There are indeed,  polls that show a disturbing level of acceptance of violence in pursuit of policy goals.  In a December, 2021 poll, 34% agreed that violence against the government is some times justified.  While 40% of Republicans polled agreed, 41% of Independents and 23% of Democrats also agreed.  The bipartisan nature of this orientation is further demonstrated by the 25% in a second poll that agreed that “force might be justified to achieve” the mostly liberal goals of “civil rights”, “gun control”, “election results” and “labor” policies.  But polls are not “movements” which require dedication, organization and participation.  Also, solid majorities of Americans remain opposed to violence or the use of force against the government.  Despite rampant speculation and political posturing  the fact remains that in the face of the riot and invasion of the capitol and the fantasies of the eleven Oath Keepers, the democratic process actually worked.

The motive of the attack on the capitol was originally described as an attempt to stop the constitutionally required certification of the Electoral College results from the November 2020 presidential election.  While the motivation of the mob seemed to quickly change into one of general occupation and an orgy of vandalism and violence against authority, it failed in it’s original purpose.  It’s failure was inevitable.  The invasion was bound to fail as reserves of law enforcement were brought in.  The certification of the Electoral College results while disrupted, was only delayed a matter of hours as the Congress reconvened in the early hours of January 7 and carried out its duty. In other words, both the rule of law and the democratic process prevailed even in the face of profound and senseless hostility.  

Once again, law suits claiming that the election was corrupt have all failed and  do not represent broad based anti-democratic reality.  Judicial findings based on facts have represented the health of the democratic principal of the “rule of law”.

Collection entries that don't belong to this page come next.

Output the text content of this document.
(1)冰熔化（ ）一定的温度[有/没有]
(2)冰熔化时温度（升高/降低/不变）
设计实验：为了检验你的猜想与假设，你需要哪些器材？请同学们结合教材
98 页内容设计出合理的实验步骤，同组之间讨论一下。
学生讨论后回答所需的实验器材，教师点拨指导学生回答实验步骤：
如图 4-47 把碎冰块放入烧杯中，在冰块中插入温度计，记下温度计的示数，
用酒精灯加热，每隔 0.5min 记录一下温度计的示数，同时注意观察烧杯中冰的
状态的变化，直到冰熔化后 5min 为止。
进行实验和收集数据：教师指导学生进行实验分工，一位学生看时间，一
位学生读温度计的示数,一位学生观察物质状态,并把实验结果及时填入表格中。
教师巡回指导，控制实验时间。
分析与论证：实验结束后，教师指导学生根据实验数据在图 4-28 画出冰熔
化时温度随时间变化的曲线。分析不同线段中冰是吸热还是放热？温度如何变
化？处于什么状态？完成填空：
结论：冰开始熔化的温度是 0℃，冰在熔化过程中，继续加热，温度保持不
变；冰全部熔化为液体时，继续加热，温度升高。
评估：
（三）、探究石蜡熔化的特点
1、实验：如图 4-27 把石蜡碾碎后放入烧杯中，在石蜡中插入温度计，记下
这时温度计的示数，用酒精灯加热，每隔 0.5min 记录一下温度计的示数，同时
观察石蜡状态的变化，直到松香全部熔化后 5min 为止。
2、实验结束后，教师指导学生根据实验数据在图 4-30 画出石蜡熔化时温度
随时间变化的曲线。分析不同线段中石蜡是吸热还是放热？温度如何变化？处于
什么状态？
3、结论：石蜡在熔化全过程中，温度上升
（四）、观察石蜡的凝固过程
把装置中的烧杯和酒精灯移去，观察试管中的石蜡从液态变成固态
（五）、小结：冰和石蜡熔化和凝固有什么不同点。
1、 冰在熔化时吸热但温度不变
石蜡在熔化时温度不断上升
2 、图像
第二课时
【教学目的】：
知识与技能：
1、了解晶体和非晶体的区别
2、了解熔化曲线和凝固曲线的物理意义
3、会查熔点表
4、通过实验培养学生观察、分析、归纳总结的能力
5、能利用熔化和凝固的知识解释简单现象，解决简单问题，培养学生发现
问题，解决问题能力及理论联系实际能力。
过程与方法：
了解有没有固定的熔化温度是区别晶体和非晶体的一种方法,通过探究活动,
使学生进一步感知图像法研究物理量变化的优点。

“The end of democracy” might sell books and stimulate opinion shows and journal articles but our democratic system is not defined by individual events in Washington or anywhere else.  Our democracy operates as a centuries old, extremely broad pyramid whose base is occupied by thousands of “free and fair” elections starting at the local level of school board membership and city councils, and growing through county commissions, state legislatures and governors, judges elected or appointed by elected officials, and finally reaching the top with elections of members of the House of Representatives and the Senate and the President. The American public overwhelmingly supports this system, the Constitution which protects it, and the Bill of Rights that guarantees our basic individual freedoms. 

Virtually all public elected public officials, members of the military, members of the judiciary at all levels and law enforcement personnel take and oath of office in which they swear to “preserve, protect, and defend the Constitution and of the United States”.  

Unfortunately politically inspired violence hiding behind the protection of the claim of “peaceful protests” has become the “new normal” after a year of excess allegedly in response to the murder of George Floyd in 2020.  This will probably continue until police forces are rebuilt and allowed to contain it.  The perpetrators have been small extremists groups on both the Left (Antifa) and the Right (Proud Boys) as well as some members of, or adherents to, the Black Lives Matter groups.  The violence was mostly carried out against businesses, empty government buildings and police forces responding to the ensuing riots. With the exception of a few enabling local politicians and district attorneys this violence has been widely condemned by the public and political figures. 

The major political crisis in the U.S. today is the uncompromising polarization of the Congress and the electorate. There is a profound sense of hopelessness, frustration and cynicism that citizens face with the apparent inability of government to deal with the challenges of the continuing pandemic, punishing inflation, spikes in crime and the constant drumbeat of racial hostility and environmental doom sayers.  Democracy doesn’t seem to be working well but the targets for American’s frustrations are the members of the political class not the democratic system.